An alternative design for which this test is used is a matched-pairs or case-control study. To illustrate an example in this situation, consider treatment patients. In a blood pressure study, patients and control might be matched by age, that is, a 64-year-old patient with a 64-year-old control group member. Each record in the data file will contain responses from the patient and also for his matched control subject.
Assumptions underlying the use of t test
Before we look at the details of how to perform and interpret a t test, it is good idea for you to understand the assumptions underlying the use of t test. The assumptions are:
- your data is normally distributed
- the variances between the groups are equal
- the sample size is adequate (at least 30 cases per group)
So, before you carry out any t test, you must check to make sure that your data satisfy all these assumptions. However, if your data seriously violates any of these assumptions then Non-parametric tests should be used. Non-parametric tests do not carry specific assumptions about population distributions, variance and sample size.
Exercise
Perform a Paired-samples t test (dependent t test) on the data on Table 1. This data file is stored in this location \\campus\software\dept\spss and is called b4_after training words.sav.
Table 1: Number of words recalled
You need to check whether the number of words recalled before training and after training are normally distributed.
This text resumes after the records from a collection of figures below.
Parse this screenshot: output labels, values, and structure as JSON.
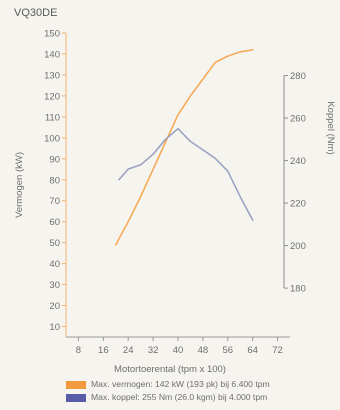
{
  "chart_data": {
    "type": "line",
    "title": "VQ30DE",
    "xlabel": "Motortoerental (tpm x 100)",
    "ylabel_left": "Vermogen (kW)",
    "ylabel_right": "Koppel (Nm)",
    "x_ticks": [
      8,
      16,
      24,
      32,
      40,
      48,
      56,
      64,
      72
    ],
    "xlim": [
      4,
      76
    ],
    "y_left_ticks": [
      10,
      20,
      30,
      40,
      50,
      60,
      70,
      80,
      90,
      100,
      110,
      120,
      130,
      140,
      150
    ],
    "y_left_lim": [
      5,
      150
    ],
    "y_right_ticks": [
      180,
      200,
      220,
      240,
      260,
      280
    ],
    "y_right_lim": [
      157,
      300
    ],
    "grid": false,
    "legend_position": "bottom",
    "series": [
      {
        "name": "Max. vermogen: 142 kW (193 pk) bij 6.400 tpm",
        "axis": "left",
        "color": "#f6ab5a",
        "x": [
          20,
          24,
          28,
          32,
          36,
          40,
          44,
          48,
          52,
          56,
          60,
          64
        ],
        "y": [
          49,
          60,
          72,
          85,
          98,
          111,
          120,
          128,
          136,
          139,
          141,
          142
        ]
      },
      {
        "name": "Max. koppel: 255 Nm (26.0 kgm) bij 4.000 tpm",
        "axis": "right",
        "color": "#9aa4c2",
        "x": [
          21,
          24,
          28,
          32,
          36,
          40,
          44,
          48,
          52,
          56,
          60,
          64
        ],
        "y": [
          231,
          236,
          238,
          243,
          250,
          255,
          249,
          245,
          241,
          235,
          223,
          212
        ]
      }
    ]
  },
  "legend": {
    "items": [
      {
        "label": "Max. vermogen: 142 kW (193 pk) bij 6.400 tpm",
        "color": "#f49a3e"
      },
      {
        "label": "Max. koppel: 255 Nm (26.0 kgm) bij 4.000 tpm",
        "color": "#5a5ea8"
      }
    ]
  }
}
Why do you think in this case it not necessary to perform the homogeneity of variance test?
Write down the null and alternative hypotheses for the Paired-samples t test (dependent t test):
Null Hypothesis (Ho): There is no difference in the average number of words recalled before and after training.
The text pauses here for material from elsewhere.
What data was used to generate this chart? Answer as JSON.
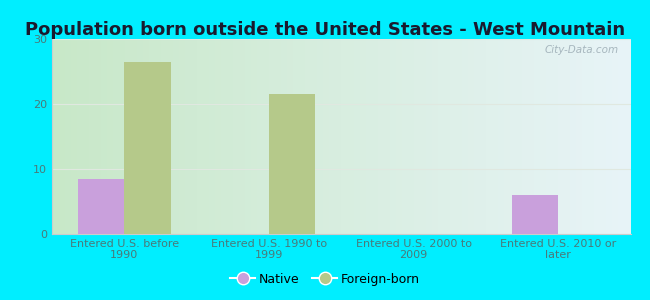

Alternative Hypothesis (H1): There is a difference in the average number of words recalled before and after training.
Normality Test
Follow these steps to perform the normality test:
- From the menu bar select Analyze -> Descriptives Statistics -> Explore….
- Transfer number of words recalled before training [words_b4] to Dependent List:.
- Transfer number of words recalled after training [words_af] to Dependent List:.
- From Display click on Plots. Then click on Plots….
- Under Descriptive deselect Stem-and –leaf.
- Select Normality plots with tests.
- Click on Continue. Click on OK.
Examine the output. What would you conclude?
Paired Samples T Test (Dependent T Test)
Since number of words recalled before training [words_b4] was normally distributed and number of words recalled after training [words_af] was also normally distributed, we need to perform a parametric paired samples t test. There was not need to homogeneity of variance test because we are dealing with the same group. To do the actual test, follow these steps:
- From the menu bar select Analyze -> Compare Means -> Paired Samples T Test….
- Click on number of words recalled before training [words_b4] and click on the arrow.
- Click on number of words recalled after training [words_af] and click on the arrow. Click OK.
Use the output to answer these questions.
Using the table Paired Sample Statistics what is the average value of the number of words recalled before training [words_b4]? What is the average value of the number of words recalled after training [words_af]? Which of these two averages is more variable?
Using the table Paired Samples Test, what is the mean difference between the two averages? Is this difference significant? Why? Will you accept or reject the null hypothesis? Why?